Julie Pratt

Personal information
- Nationality: British (English)
- Born: 20 March 1979 (age 46)

Sport
- Sport: Athletics
- Event: hurdles
- Club: Woodford Green with Essex Ladies

= Julie Pratt =

English athlete (born 1979)

Julie Pratt (born 20 March 1979) is an English female athlete who competed in the 100 metres hurdles. She has a personal best time of 13.08 seconds.

== Biography ==
Pratt was the first ever British athlete to win a gold medal in the 100 metres hurdles at the World Junior Championships, winning in Annecy, France in 1998. This was Britain's first ever gold medal at World or Olympic level in the women's 100 metres hurdles.

She also won a silver medal at the 1999 European Under 23 Championships in Gothenburg, Sweden.

Pratt finished third behind Diane Allahgreen in the 100 metres hurdles event at the 2000 AAA Championships and two years later finished second behind Allahgreen again at the 2002 AAA Championships.

Pratt represented England at the 2002 Commonwealth Games in Manchester finishing in sixth place.

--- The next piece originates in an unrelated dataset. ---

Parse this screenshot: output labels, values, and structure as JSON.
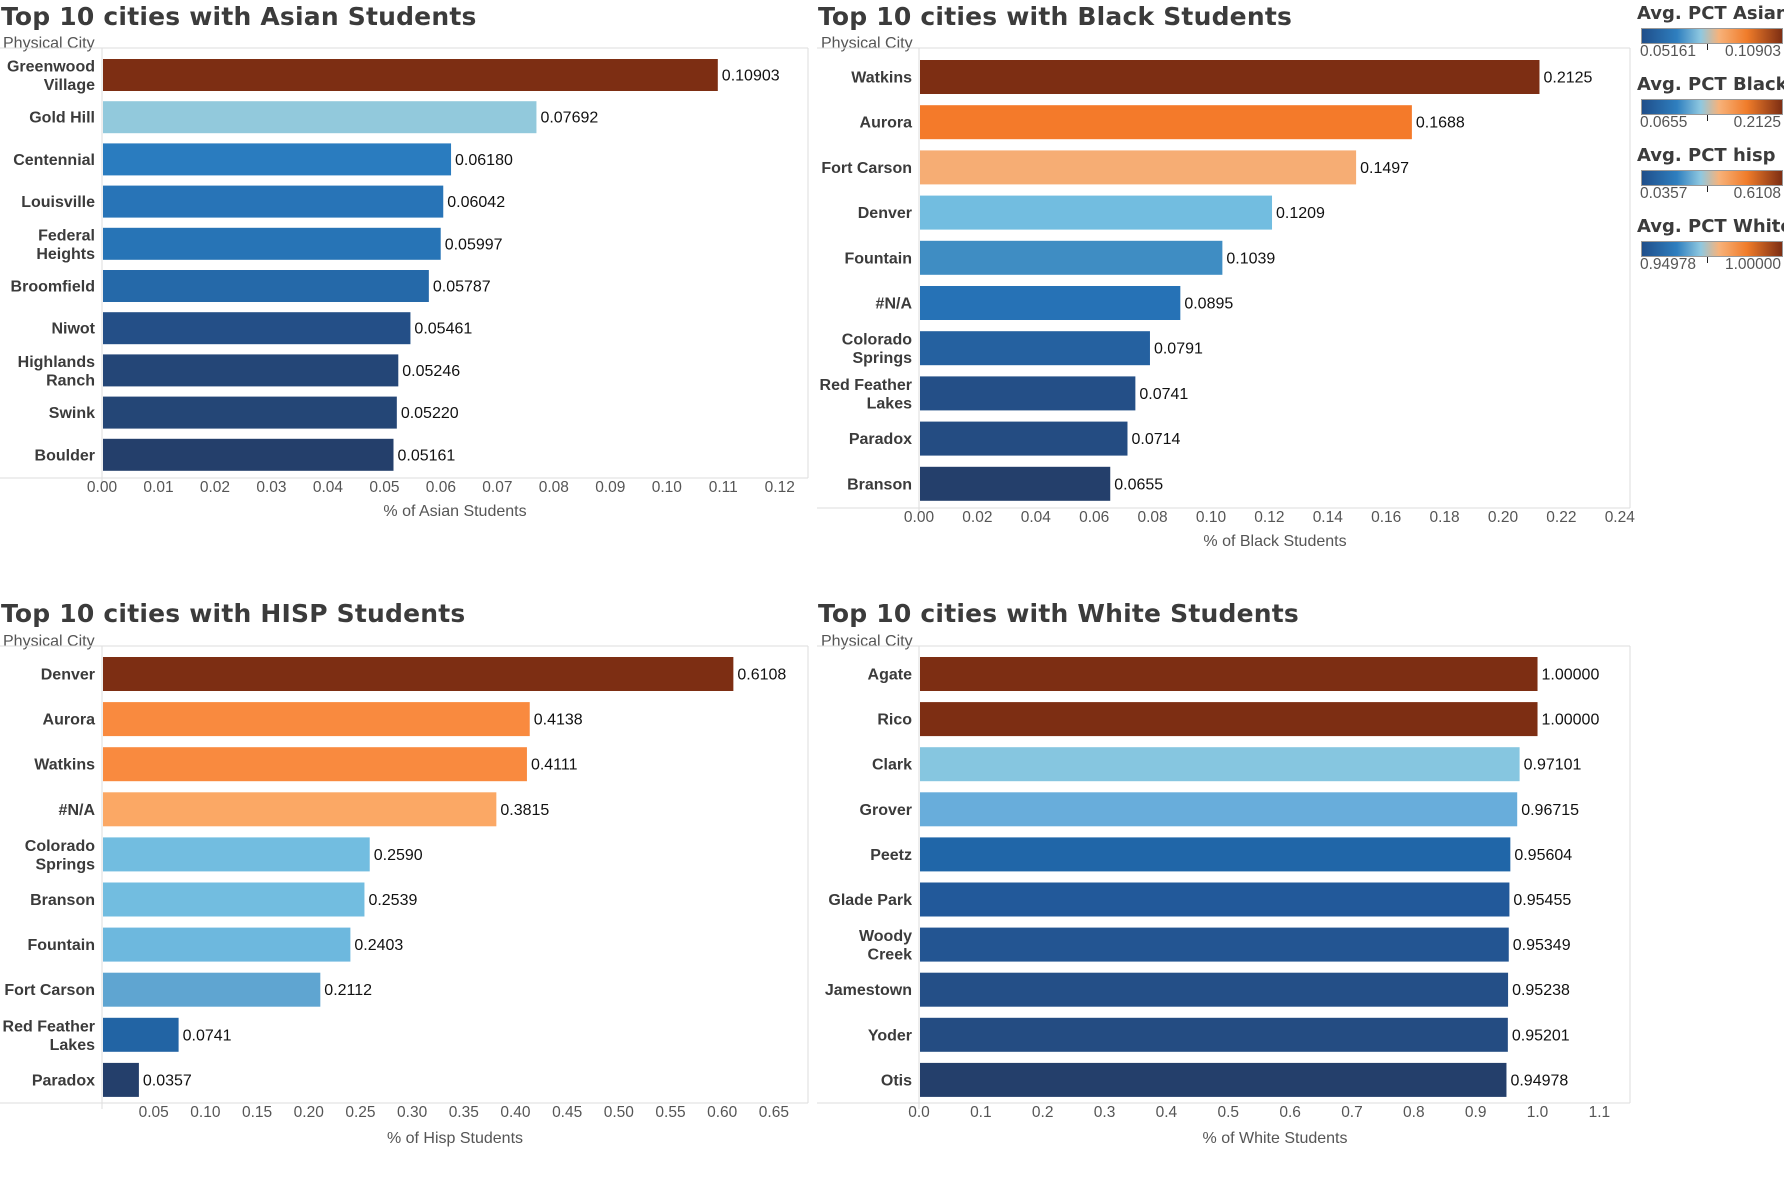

After a third place finish at the 2003 AAAs behind Rachel King, she represented England at the 2006 Commonwealth Games in Melbourne.

== Coaching ==
Julie now coaches under her married name of Julie Pratt-Benterman, and is mainly based at Chelmsford Sport and Athletics Centre. She works with England Athletics as their Talent Event Lead for Sprint hurdles, focusing on U20 athletes, and is a Regional Coach Lead for the South East.